Stitch Fix looks like a reasonably valued growth stock after the latest update at just over three times expected current-year revenue. It isn't profitable yet, but if it delivers on its latest financial guidance and continues to grow at a rapid pace as the economy reopens, this stock could soar higher once again.

3. PubMatic: An under-the-radar digital advertising platform

Digital advertising software firm PubMatic, which had its IPO in December 2020, has also been under attack from short-sellers. As of this writing, about 7% of shares outstanding were sold short. After making its public debut at the end of last year, PubMatic stock soared, nearly tripling in value at one point within a couple of months' time. Suffice to say expectations needed to come back down to earth. 

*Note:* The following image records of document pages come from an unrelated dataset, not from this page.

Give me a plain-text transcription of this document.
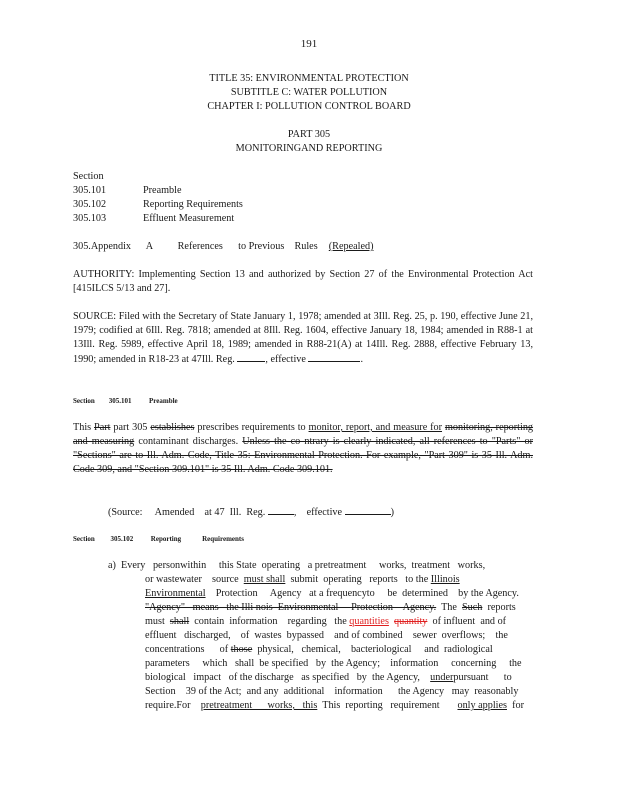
191
TITLE 35: ENVIRONMENTAL PROTECTION
SUBTITLE C: WATER POLLUTION
CHAPTER I: POLLUTION CONTROL BOARD
PART 305
MONITORINGAND REPORTING
Section
305.101	Preamble
305.102	Reporting Requirements
305.103	Effluent Measurement
305.Appendix      A References      to Previous    Rules (Repealed)
AUTHORITY: Implementing Section 13 and authorized by Section 27 of the Environmental Protection Act [415ILCS 5/13 and 27].
SOURCE: Filed with the Secretary of State January 1, 1978; amended at 3Ill. Reg. 25, p. 190, effective June 21, 1979; codified at 6Ill. Reg. 7818; amended at 8Ill. Reg. 1604, effective January 18, 1984; amended in R88-1 at 13Ill. Reg. 5989, effective April 18, 1989; amended in R88-21(A) at 14Ill. Reg. 2888, effective February 13, 1990; amended in R18-23 at 47Ill. Reg.	, effective	.
Section        305.101          Preamble
This Part part 305 establishes prescribes requirements to monitor, report, and measure for monitoring, reporting and measuring contaminant discharges. Unless the co ntrary is clearly indicated, all references to "Parts" or "Sections" are to Ill. Adm. Code, Title 35: Environmental Protection. For example, "Part 309" is 35 Ill. Adm. Code 309, and "Section 309.101" is 35 Ill. Adm. Code 309.101.
(Source:     Amended    at 47  Ill.  Reg.	,    effective	)
Section         305.102          Reporting            Requirements
a) Every   personwithin     this State  operating   a pretreatment     works,  treatment   works,
or wastewater    source  must shall  submit  operating   reports   to the Illinois
Environmental    Protection     Agency   at a frequencyto     be  determined    by the Agency.
"Agency"   means   the Illi nois  Environmental     Protection    Agency.  The  Such  reports
must  shall  contain  information    regarding   the quantities quantity  of influent  and of
effluent   discharged,    of  wastes  bypassed    and of combined    sewer  overflows;    the
concentrations      of those  physical,   chemical,    bacteriological     and  radiological
parameters     which   shall  be specified   by  the Agency;    information     concerning     the
biological   impact   of the discharge   as specified   by  the Agency,    underpursuant      to
Section    39 of the Act;  and any  additional    information      the Agency   may  reasonably
require.For    pretreatment      works,   this  This  reporting   requirement       only applies for
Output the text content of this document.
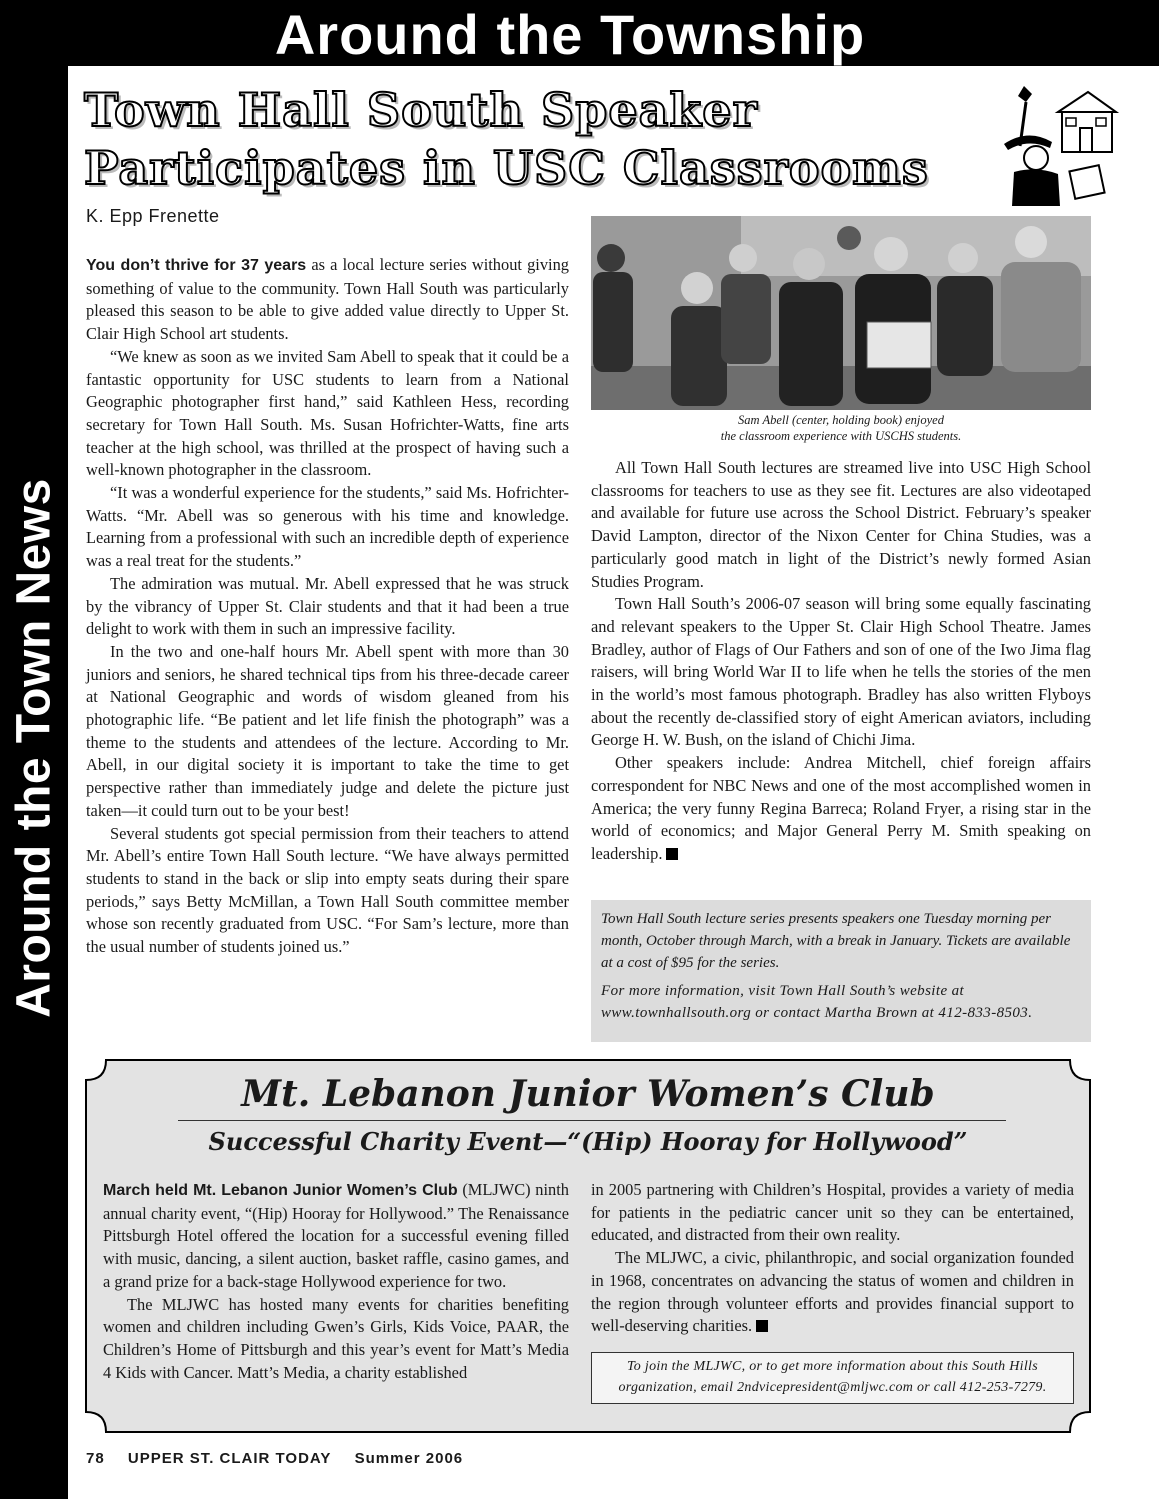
Around the Township
Around the Town News
Town Hall South Speaker
Participates in USC Classrooms
K. Epp Frenette

You don’t thrive for 37 years as a local lecture series without giving something of value to the community. Town Hall South was particularly pleased this season to be able to give added value directly to Upper St. Clair High School art students.

“We knew as soon as we invited Sam Abell to speak that it could be a fantastic opportunity for USC students to learn from a National Geographic photographer first hand,” said Kathleen Hess, recording secretary for Town Hall South. Ms. Susan Hofrichter-Watts, fine arts teacher at the high school, was thrilled at the prospect of having such a well-known photographer in the classroom.

“It was a wonderful experience for the students,” said Ms. Hofrichter-Watts. “Mr. Abell was so generous with his time and knowledge. Learning from a professional with such an incredible depth of experience was a real treat for the students.”

The admiration was mutual. Mr. Abell expressed that he was struck by the vibrancy of Upper St. Clair students and that it had been a true delight to work with them in such an impressive facility.

In the two and one-half hours Mr. Abell spent with more than 30 juniors and seniors, he shared technical tips from his three-decade career at National Geographic and words of wisdom gleaned from his photographic life. “Be patient and let life finish the photograph” was a theme to the students and attendees of the lecture. According to Mr. Abell, in our digital society it is important to take the time to get perspective rather than immediately judge and delete the picture just taken—it could turn out to be your best!

Several students got special permission from their teachers to attend Mr. Abell’s entire Town Hall South lecture. “We have always permitted students to stand in the back or slip into empty seats during their spare periods,” says Betty McMillan, a Town Hall South committee member whose son recently graduated from USC. “For Sam’s lecture, more than the usual number of students joined us.”

Sam Abell (center, holding book) enjoyed
the classroom experience with USCHS students.

All Town Hall South lectures are streamed live into USC High School classrooms for teachers to use as they see fit. Lectures are also videotaped and available for future use across the School District. February’s speaker David Lampton, director of the Nixon Center for China Studies, was a particularly good match in light of the District’s newly formed Asian Studies Program.

Town Hall South’s 2006-07 season will bring some equally fascinating and relevant speakers to the Upper St. Clair High School Theatre. James Bradley, author of Flags of Our Fathers and son of one of the Iwo Jima flag raisers, will bring World War II to life when he tells the stories of the men in the world’s most famous photograph. Bradley has also written Flyboys about the recently de-classified story of eight American aviators, including George H. W. Bush, on the island of Chichi Jima.

Other speakers include: Andrea Mitchell, chief foreign affairs correspondent for NBC News and one of the most accomplished women in America; the very funny Regina Barreca; Roland Fryer, a rising star in the world of economics; and Major General Perry M. Smith speaking on leadership.

Town Hall South lecture series presents speakers one Tuesday morning per month, October through March, with a break in January. Tickets are available at a cost of $95 for the series.

For more information, visit Town Hall South’s website at www.townhallsouth.org or contact Martha Brown at 412-833-8503.

Mt. Lebanon Junior Women’s Club
Successful Charity Event—“(Hip) Hooray for Hollywood”

March held Mt. Lebanon Junior Women’s Club (MLJWC) ninth annual charity event, “(Hip) Hooray for Hollywood.” The Renaissance Pittsburgh Hotel offered the location for a successful evening filled with music, dancing, a silent auction, basket raffle, casino games, and a grand prize for a back-stage Hollywood experience for two.

The MLJWC has hosted many events for charities benefiting women and children including Gwen’s Girls, Kids Voice, PAAR, the Children’s Home of Pittsburgh and this year’s event for Matt’s Media 4 Kids with Cancer. Matt’s Media, a charity established

in 2005 partnering with Children’s Hospital, provides a variety of media for patients in the pediatric cancer unit so they can be entertained, educated, and distracted from their own reality.

The MLJWC, a civic, philanthropic, and social organization founded in 1968, concentrates on advancing the status of women and children in the region through volunteer efforts and provides financial support to well-deserving charities.

To join the MLJWC, or to get more information about this South Hills
organization, email 2ndvicepresident@mljwc.com or call 412-253-7279.
78 UPPER ST. CLAIR TODAY Summer 2006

And that's just what has happened. PubMatic stock is now back where it started in December, but the company itself is off to a great start in 2021. Revenue grew 54% year over year to $43.6 million during the first three months of the year, driven by a net dollar-based retention rate of 130% (implying existing customers spent 30% more on PubMatic's cloud-based ad management software than they did in 2020). The massive migration to TV streaming is at the heart of this huge growth rate, and with most TV ads still being placed via traditional linear formats (like cable), there's still lots of upside here. 

The rate of expansion will accelerate in Q2 as PubMatic also starts to lap financial results from last spring, a period during the first pandemic lockdowns when marketing briefly ground to a halt. PubMatic said to expect revenue to grow at least 70% year-over-year. Add to the mix a robust bottom line (free cash flow was $9.4 million in Q1, or 22% of revenue) and a balance sheet with $1.1 billion in cash and equivalents and no debt, this is one solid cloud software business. 

As of this writing, PubMatic trades for a respective nine and 53 times trailing 12-month sales and free cash flow. That's a pretty good long-term deal for a fast-growing company in an industry benefiting from secular trends as ads and marketing campaigns migrate to online formats. If short sellers start to close out their bets, it could be another tailwind that pushes this stock higher.